We should be highlighting the fun and health benefits instead of telling them cars don't see them or they will die if they don't wear a helmet. We should focus all of our attention on getting the numbers of bike riders up. There is safety in numbers as was proven in this recent study.
The beauty of this plan is the domino effect it will cause. If we get more people on the road with bikes. More drivers complain about all the additional cyclists they have to share the road with. Those new cyclist in turn complain about the drivers and the lack of biking infrastructure. Now once you have a critical mass of both sides complaining. How long before local, state and federal governments start paying attention and redirecting funding to road and cycling infrastructure? I'm going with, not very.
Now that's thinking outside of the box.
Let's jump to the third section of the evening. The workshop. It consisted of each individual table brain storming ways to fund the above safety campaign for 15 minutes. While there were some very good ideas thrown out for such a brief period of time. It wasn't really the type of workshop I think the people who attended expected. Enough said about that, let's move on to the first topic of the evening.
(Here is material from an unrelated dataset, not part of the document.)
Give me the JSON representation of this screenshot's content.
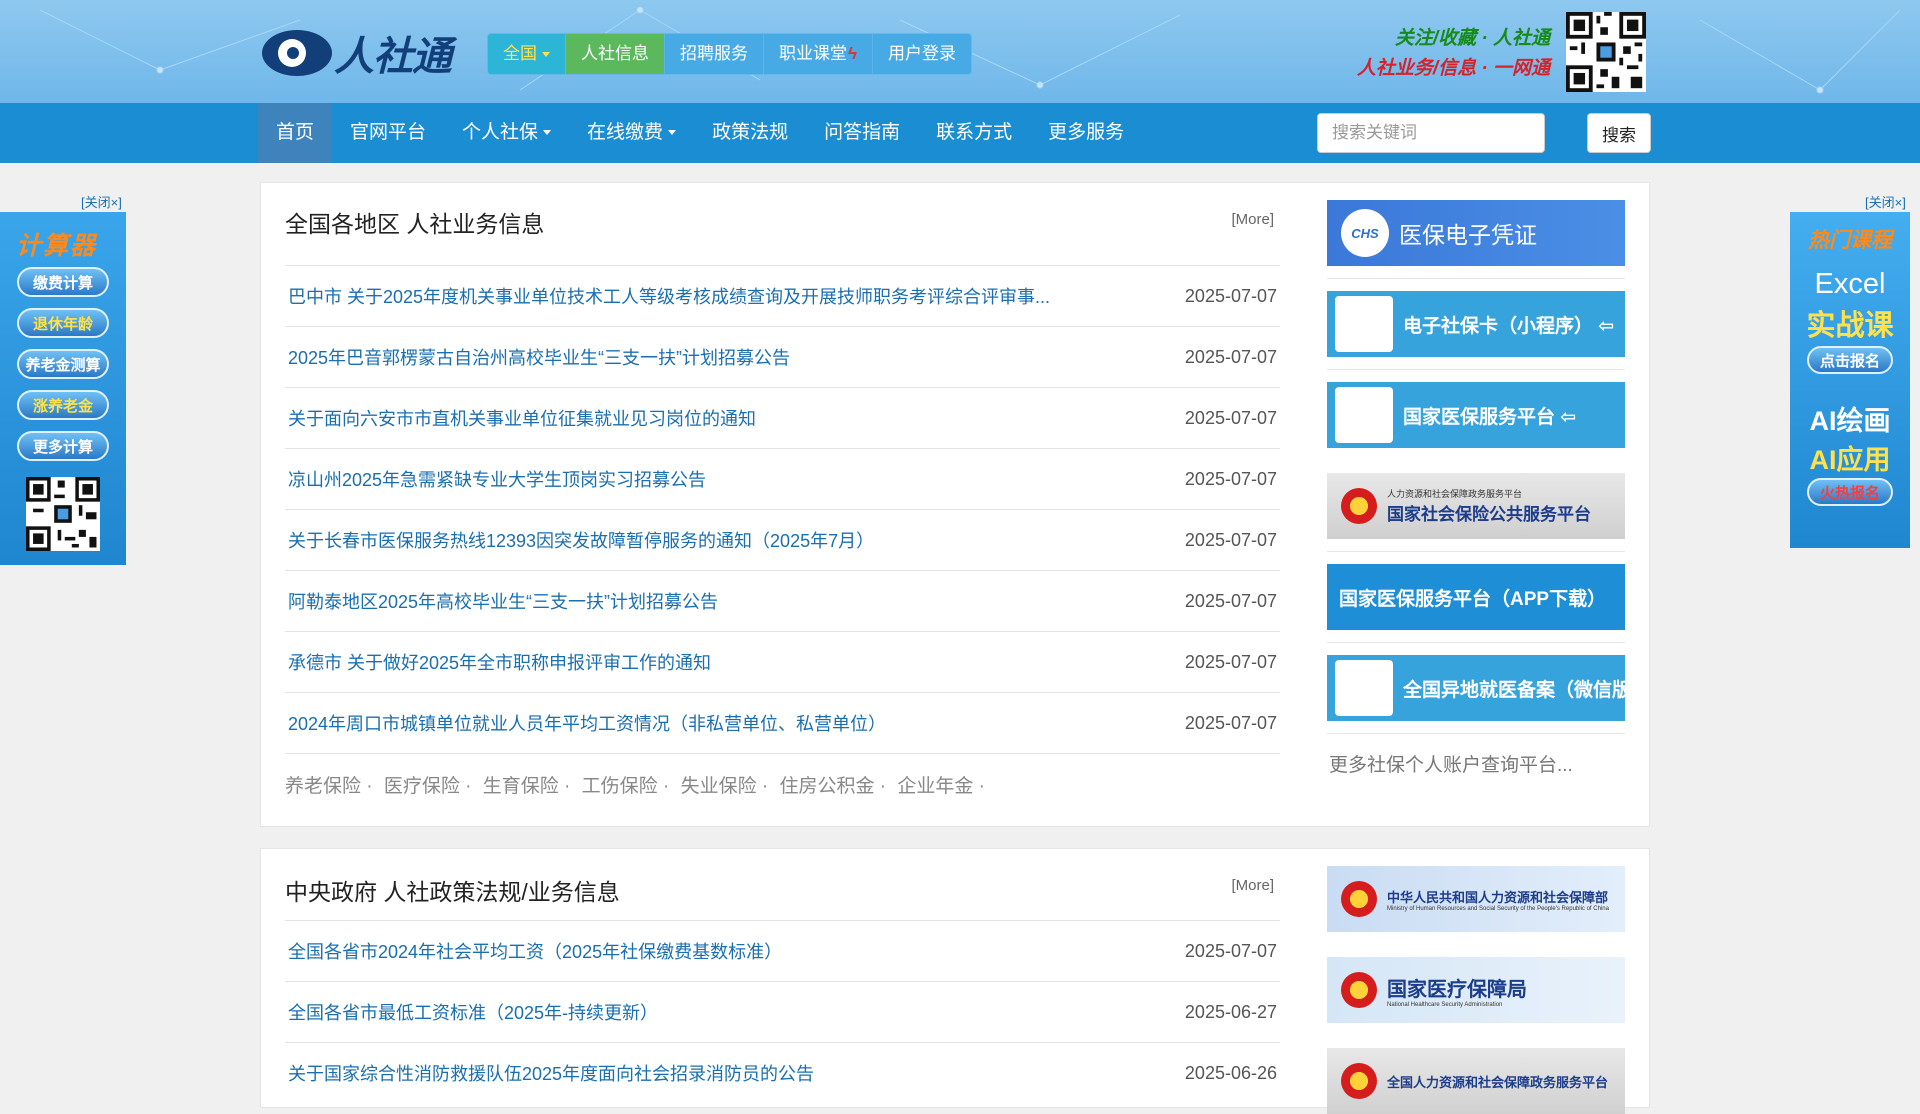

The greenways and trails plan.
"It's about transportation stupid." While that should be the mantra of the MPO, nothing could be farther from reality when it comes to prioritizing of the bike paths in our region. In the below map and list you can see the top 25 corridors and their priorities as listed. A side note here: My scanner crapped out on me so I had to take pictures to load them here. Sorry for the lack of quality.
Click on the images for full size.
You can clearly see that moving people from home to work, shopping or schools is not factored into the priority of this list. The majority of the prioritized trails don't even come close in helping creating transportation corridors. Look at number one on the list. Vilano Bridge to Mickler's Landing. There are no grocery stores, no schools, and other than landscaping for the wealthy no work to be found in the majority of that section. Move it to the bottom of the list.
We really need to find ways to move people from Mandarin to South Point. From South Point to the Beach. From the Beaches to Downtown. We don't need to focus our very limited funds on paths that only benefit the recreational cyclist. And where is the master plan? How do these trails tie in with bus and rail transit? I know I seem to be bagging on the MPO here. I'm not. I'm bagging the priority of the list of trails. The ladies I have worked with within the MPO are busting their humps to make Jacksonville and the surrounding counties more livable and I take my hat off to them for the work they do.
But, while we're on the subject of the MPO. I would like to take this opportunity to say a little something to the head of MPO. Just because you've "been doing it 16 years" does not validate the condescending tone you repeatedly used to address this group. It does not validate the open scoffing of the groups suggestion of 20% as a target number for bike trips. Why not 20% as a target? There was no time frame suggested. I think 20% is a very reasonable number to shoot for in whatever time frame. And if for some reason we should fall short of 20%. The percentage we do attain will be far better than the current less than one percent.
After 16 years Mr. MPO, maybe it's time for you to start thinking outside of the box. Or get out of it completely and find another box.